Any particular child has a 1 in 365 chance of being born on their only still living grandma's birthday.

What are the chances that a cousin and grandchild to the same grandma is born within the same 10 minutes?

In five years there are 5 x 365 x 24 x 6 10 minute time slots and that's 262,800.

So the chances that a cousing and grandchild to the same grandma is born within 10 minutes to one particular child is roughly 1 in 250,000.
Now, of course, that has to be multiplied with the chances of the particular child to be born at her only surviving granny's birthday, 1 in 365, leading very roughly to 1 in 100,000,000.

That are the chances that this can happen to one particular child born.

How mayn babies are born each year worldwide? For a rough estimation I have taken the number of babies born in the USA only (4,000,000 per year) have taken 6,000,000,000 as the world's population, have use the knowledge that most places the birthrate is slightly higher than in the USA and came to a rough estimate of 100,000,000 infants born worldwide per year.

With 100,000,000 babies per year born worldwide and each having a 1 in a hundred millions chance to have that particular pattern reported you will very roughly have such an event once per year (none in some years, more than one in others).

The order of magnitude I'm confident is roughly correct. So if you go down to exactly the same minute you'll have it happen about once per ten years. But if you assume that the same coincidence would be equally newsworthy for grandads or for being exactly one year between the two births or... (whatever seems a reportable event) then the probability of one of many different coincidences happening more often then once a year quickly increases.

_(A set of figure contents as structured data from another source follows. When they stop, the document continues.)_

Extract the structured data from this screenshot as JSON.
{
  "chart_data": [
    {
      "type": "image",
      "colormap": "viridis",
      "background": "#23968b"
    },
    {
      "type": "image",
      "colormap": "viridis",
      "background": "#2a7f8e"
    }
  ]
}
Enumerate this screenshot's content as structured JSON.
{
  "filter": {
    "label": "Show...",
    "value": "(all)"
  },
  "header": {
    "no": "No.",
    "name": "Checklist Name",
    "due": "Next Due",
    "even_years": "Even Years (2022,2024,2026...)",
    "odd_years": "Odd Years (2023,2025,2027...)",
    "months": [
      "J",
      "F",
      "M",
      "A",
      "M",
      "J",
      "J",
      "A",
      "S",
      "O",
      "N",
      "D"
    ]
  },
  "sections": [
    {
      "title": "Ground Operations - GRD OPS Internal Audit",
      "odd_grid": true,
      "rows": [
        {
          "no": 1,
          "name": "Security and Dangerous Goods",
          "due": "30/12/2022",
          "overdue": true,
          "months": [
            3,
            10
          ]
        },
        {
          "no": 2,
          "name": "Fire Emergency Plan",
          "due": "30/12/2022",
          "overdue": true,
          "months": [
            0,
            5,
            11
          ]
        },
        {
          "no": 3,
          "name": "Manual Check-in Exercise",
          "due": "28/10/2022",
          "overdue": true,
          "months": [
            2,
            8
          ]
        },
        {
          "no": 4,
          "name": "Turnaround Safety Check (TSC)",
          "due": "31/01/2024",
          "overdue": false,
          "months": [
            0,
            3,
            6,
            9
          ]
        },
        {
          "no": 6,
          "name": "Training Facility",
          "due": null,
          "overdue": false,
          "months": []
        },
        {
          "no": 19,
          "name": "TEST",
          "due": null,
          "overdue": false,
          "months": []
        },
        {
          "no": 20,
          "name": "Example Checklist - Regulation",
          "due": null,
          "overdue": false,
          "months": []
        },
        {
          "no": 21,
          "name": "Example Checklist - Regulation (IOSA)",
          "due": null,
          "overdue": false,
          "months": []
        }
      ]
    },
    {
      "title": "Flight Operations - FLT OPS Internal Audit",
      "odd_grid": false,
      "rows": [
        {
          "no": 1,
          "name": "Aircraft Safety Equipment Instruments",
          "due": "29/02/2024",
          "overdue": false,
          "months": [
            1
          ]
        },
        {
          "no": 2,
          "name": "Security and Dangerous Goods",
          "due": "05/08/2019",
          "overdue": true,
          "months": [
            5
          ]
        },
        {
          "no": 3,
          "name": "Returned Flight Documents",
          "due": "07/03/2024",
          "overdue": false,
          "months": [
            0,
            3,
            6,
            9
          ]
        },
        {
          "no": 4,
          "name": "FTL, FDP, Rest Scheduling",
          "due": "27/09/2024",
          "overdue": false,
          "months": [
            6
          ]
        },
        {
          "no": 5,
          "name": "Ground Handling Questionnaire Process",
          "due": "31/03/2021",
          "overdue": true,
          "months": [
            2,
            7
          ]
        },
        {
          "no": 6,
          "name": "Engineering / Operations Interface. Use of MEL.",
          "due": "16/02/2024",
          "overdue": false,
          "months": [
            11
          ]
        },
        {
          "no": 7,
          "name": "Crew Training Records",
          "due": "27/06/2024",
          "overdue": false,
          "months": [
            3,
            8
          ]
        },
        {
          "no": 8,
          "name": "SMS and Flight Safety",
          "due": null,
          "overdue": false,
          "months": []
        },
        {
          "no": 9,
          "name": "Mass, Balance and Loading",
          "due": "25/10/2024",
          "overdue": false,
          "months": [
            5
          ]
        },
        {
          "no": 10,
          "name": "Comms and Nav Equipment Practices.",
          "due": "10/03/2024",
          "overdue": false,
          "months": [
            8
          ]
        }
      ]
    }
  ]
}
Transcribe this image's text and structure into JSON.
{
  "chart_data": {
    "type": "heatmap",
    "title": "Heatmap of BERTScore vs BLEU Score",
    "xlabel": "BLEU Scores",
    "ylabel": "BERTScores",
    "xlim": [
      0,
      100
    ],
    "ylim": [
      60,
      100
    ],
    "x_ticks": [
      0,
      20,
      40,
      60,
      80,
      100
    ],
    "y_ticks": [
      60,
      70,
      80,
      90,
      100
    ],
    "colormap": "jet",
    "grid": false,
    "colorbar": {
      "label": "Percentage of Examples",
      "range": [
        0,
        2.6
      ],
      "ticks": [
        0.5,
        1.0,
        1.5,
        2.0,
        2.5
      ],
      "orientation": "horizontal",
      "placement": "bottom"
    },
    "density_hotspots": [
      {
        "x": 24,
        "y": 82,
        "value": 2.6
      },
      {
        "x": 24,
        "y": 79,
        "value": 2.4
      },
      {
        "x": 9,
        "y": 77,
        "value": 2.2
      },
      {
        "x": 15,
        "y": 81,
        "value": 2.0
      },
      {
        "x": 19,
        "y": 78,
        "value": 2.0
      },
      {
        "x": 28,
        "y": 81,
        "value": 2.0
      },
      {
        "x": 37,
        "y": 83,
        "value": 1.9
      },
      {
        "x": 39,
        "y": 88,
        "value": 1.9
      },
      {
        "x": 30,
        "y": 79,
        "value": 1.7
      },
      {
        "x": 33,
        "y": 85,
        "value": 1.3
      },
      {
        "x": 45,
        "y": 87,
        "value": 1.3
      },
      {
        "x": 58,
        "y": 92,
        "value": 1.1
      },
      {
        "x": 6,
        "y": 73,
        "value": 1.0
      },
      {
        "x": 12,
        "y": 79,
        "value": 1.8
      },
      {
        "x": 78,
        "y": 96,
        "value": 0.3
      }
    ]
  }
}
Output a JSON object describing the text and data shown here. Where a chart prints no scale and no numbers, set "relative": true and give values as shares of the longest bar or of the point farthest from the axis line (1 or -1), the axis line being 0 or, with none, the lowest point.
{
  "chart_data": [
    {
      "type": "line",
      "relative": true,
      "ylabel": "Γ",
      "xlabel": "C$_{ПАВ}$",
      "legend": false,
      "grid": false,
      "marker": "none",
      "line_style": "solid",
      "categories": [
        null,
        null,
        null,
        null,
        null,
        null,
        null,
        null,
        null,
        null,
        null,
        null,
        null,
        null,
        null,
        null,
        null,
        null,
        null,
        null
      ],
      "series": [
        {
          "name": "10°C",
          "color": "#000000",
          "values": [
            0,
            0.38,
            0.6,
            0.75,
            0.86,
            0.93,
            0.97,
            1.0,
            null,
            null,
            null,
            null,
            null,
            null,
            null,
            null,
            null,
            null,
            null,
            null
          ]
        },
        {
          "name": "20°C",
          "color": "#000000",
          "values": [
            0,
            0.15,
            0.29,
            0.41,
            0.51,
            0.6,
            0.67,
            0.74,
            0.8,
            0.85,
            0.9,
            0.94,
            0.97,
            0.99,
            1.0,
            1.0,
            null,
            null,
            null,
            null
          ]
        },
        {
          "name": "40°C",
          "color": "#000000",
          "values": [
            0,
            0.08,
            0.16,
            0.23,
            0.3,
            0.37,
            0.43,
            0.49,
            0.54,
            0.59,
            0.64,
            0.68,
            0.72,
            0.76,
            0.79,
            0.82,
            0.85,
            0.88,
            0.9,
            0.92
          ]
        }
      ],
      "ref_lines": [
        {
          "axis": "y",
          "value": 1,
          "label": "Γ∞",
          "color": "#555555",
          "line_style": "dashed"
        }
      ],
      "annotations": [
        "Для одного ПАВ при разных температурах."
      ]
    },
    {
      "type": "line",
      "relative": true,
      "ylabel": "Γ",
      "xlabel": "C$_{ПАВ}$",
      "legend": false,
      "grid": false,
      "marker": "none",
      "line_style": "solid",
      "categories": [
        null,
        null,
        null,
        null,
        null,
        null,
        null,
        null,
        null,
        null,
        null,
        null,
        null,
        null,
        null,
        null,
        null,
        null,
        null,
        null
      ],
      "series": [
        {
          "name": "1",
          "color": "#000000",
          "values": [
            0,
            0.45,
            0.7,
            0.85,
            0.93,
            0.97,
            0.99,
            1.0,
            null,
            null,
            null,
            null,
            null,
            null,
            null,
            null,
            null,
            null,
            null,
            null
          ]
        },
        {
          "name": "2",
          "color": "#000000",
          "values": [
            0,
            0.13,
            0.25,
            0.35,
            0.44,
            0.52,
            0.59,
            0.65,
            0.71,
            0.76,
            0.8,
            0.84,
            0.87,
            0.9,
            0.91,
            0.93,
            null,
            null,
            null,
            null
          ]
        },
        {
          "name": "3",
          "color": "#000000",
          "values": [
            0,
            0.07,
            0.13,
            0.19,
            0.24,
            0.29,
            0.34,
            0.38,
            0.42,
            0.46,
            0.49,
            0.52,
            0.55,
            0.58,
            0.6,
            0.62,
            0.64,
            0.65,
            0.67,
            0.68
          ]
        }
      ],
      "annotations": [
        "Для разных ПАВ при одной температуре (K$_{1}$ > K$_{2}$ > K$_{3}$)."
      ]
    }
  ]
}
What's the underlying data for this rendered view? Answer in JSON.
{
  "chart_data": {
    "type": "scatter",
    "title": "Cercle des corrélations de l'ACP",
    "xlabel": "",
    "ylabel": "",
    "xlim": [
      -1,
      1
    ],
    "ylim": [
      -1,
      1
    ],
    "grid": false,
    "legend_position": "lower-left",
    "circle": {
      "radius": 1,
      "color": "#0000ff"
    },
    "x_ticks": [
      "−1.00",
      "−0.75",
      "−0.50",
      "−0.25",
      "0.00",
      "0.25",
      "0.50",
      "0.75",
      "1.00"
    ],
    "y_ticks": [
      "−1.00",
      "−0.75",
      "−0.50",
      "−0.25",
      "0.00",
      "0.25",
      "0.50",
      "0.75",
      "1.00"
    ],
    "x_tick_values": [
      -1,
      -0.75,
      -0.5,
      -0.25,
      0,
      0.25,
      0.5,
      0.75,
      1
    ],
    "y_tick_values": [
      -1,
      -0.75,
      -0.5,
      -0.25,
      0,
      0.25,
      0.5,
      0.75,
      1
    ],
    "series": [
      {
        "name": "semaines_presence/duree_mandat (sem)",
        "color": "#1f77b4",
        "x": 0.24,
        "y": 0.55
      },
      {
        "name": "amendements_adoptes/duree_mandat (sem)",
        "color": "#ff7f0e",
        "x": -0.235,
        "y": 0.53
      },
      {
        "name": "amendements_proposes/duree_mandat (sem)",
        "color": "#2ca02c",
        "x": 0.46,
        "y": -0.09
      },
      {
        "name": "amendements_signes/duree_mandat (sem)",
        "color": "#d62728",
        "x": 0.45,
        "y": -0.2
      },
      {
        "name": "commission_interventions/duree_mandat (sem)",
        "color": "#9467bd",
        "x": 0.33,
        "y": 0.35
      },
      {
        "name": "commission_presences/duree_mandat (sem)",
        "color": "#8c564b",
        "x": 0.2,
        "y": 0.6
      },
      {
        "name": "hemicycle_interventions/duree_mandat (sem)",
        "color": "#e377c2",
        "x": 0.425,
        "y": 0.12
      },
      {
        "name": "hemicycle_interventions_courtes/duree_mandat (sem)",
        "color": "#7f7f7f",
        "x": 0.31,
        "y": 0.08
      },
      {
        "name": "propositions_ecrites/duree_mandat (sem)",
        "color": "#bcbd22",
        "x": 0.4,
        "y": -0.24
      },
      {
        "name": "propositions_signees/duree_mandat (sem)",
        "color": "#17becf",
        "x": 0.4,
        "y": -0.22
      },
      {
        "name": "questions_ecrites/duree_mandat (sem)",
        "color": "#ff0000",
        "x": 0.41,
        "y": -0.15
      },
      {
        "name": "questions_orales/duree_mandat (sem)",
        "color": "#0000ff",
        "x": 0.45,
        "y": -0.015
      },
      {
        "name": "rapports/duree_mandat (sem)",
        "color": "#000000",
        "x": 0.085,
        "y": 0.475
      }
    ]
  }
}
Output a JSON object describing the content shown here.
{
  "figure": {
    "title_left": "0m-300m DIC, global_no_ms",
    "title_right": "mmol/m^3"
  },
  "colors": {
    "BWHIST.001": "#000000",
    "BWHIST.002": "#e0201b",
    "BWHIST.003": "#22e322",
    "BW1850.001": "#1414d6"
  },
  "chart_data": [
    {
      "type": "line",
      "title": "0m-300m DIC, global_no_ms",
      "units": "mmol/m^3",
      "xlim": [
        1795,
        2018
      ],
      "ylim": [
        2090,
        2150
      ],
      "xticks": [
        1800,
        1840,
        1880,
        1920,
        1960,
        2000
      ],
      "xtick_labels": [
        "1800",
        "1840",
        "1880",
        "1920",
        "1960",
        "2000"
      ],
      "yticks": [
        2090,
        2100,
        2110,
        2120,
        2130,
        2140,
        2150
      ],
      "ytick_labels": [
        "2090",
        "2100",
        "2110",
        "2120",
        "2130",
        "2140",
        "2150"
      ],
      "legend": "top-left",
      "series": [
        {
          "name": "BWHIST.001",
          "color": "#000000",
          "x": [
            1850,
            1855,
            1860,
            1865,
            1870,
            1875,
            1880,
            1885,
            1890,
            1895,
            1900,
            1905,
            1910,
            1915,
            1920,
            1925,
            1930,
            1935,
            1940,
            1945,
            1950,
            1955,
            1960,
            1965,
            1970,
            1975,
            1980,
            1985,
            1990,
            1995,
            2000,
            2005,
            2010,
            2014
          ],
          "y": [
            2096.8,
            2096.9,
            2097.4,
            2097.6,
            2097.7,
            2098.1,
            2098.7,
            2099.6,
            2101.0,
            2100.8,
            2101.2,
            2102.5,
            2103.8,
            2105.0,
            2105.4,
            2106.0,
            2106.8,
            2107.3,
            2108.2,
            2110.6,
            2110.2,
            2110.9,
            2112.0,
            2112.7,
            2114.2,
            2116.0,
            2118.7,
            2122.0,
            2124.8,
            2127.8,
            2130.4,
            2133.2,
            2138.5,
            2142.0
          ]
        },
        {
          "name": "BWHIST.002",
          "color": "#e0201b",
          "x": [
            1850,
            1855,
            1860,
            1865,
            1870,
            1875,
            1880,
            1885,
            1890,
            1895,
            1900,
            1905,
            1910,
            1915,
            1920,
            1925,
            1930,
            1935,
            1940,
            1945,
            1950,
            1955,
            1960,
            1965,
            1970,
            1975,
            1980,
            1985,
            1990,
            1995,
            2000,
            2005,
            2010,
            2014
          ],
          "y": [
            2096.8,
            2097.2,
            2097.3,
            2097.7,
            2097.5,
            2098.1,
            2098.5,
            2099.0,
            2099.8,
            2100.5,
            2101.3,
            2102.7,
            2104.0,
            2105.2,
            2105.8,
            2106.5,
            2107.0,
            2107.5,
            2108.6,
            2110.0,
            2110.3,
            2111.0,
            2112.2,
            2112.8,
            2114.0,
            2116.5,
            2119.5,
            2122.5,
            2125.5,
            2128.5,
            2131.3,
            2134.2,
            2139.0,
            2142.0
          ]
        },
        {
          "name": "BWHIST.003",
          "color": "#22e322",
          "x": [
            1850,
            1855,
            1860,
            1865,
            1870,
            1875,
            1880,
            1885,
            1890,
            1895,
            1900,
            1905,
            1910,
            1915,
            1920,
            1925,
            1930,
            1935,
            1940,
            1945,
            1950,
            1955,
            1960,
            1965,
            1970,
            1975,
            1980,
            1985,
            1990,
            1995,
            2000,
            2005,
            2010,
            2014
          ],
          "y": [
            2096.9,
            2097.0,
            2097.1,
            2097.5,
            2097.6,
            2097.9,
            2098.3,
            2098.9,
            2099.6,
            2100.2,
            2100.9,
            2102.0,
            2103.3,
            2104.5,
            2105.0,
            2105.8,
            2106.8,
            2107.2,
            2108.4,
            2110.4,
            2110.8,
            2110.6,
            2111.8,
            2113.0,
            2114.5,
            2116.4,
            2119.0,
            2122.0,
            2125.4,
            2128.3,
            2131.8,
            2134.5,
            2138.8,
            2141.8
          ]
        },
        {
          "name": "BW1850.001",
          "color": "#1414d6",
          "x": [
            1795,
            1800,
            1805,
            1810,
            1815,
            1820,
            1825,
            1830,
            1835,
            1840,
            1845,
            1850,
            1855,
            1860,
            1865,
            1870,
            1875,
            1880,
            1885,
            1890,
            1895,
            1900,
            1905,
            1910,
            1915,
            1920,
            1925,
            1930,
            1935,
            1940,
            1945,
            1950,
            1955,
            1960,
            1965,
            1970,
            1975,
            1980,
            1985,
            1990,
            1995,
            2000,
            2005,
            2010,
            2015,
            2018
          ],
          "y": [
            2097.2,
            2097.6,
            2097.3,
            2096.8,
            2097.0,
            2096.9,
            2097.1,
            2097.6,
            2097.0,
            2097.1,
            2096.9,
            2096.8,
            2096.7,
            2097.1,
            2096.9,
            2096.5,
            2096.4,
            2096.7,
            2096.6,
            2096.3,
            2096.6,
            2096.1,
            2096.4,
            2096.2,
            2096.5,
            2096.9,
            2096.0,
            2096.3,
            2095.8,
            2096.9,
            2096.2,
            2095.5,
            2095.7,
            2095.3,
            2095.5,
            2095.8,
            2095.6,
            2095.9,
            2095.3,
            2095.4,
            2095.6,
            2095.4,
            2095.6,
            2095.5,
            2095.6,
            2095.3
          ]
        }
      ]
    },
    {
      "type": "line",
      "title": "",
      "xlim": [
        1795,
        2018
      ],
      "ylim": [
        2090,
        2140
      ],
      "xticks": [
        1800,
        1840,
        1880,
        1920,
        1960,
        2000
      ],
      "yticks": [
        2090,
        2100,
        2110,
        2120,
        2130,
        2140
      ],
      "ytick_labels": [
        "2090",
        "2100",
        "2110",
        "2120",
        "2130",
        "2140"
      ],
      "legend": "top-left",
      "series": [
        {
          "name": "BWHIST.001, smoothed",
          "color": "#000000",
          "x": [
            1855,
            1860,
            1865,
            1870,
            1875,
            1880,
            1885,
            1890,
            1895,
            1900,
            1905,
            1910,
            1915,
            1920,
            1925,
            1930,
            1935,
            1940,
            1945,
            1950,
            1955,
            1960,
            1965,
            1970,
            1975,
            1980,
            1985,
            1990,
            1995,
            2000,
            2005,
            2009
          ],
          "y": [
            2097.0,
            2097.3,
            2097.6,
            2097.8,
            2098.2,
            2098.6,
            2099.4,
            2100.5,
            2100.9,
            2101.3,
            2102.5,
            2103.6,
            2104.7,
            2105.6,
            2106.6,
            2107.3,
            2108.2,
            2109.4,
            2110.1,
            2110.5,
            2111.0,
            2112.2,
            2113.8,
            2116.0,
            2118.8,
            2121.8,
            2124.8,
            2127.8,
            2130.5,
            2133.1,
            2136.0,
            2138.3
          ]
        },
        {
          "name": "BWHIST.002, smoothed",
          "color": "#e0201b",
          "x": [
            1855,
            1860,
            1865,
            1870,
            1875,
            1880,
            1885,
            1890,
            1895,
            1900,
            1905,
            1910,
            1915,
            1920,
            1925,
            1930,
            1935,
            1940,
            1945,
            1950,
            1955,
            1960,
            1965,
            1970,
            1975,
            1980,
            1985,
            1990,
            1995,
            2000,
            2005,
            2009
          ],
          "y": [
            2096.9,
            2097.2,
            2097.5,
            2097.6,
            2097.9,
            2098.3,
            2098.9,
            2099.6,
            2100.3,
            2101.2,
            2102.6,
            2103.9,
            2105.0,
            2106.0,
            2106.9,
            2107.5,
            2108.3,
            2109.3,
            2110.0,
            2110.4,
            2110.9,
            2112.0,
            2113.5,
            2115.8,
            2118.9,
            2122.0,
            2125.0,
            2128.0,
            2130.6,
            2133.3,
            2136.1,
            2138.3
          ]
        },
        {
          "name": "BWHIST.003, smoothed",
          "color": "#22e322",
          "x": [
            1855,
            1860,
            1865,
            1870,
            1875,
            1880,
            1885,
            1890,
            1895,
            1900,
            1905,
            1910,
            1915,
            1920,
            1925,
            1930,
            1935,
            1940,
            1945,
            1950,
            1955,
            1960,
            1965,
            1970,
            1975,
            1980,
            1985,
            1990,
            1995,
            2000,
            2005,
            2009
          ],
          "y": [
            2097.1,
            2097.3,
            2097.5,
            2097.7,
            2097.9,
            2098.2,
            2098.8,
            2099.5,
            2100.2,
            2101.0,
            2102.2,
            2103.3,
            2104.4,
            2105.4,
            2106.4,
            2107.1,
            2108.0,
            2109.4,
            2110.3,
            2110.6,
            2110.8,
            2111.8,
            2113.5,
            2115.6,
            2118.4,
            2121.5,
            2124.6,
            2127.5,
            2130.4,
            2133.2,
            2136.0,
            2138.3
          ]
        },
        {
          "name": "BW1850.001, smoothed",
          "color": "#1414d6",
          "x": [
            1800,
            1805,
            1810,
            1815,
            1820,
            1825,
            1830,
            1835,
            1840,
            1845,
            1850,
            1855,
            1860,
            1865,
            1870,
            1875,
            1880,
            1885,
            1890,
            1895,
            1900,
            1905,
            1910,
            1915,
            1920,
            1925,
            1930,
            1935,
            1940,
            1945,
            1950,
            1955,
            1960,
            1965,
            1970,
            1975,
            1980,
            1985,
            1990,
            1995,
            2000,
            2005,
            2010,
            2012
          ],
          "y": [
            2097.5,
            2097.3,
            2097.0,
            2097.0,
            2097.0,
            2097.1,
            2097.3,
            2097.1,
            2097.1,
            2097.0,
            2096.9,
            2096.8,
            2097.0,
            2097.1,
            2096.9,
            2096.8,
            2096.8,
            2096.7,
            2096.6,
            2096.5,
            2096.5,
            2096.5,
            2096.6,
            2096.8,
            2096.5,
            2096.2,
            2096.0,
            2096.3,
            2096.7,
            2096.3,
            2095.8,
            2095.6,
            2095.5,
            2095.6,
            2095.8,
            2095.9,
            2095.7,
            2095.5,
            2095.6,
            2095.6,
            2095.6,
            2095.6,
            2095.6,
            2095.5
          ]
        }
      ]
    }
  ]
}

The probability of the one particular event happening again at least once in the next 1000 years is as close to certain as you could wish.

What goes wrong in many heads is this: The probability of one particular event can be extremely low, so you are correct to feel certain for all practical purposes that it will not happen to you in the next year (e.g., winning the Jackpot of a big national lottery). However, if one looks instead at the probability of a very rare event happening to at least one of many persons at many tries the tiny single event probabilities quickly add up to impressively high probabilities (e.g., the Jackpot being won by any of the Americans going for it).

These high probabilities are notoriously underestimated by most lay persons which can lead to the illusion of seeing above chance patterns even in purely chance events.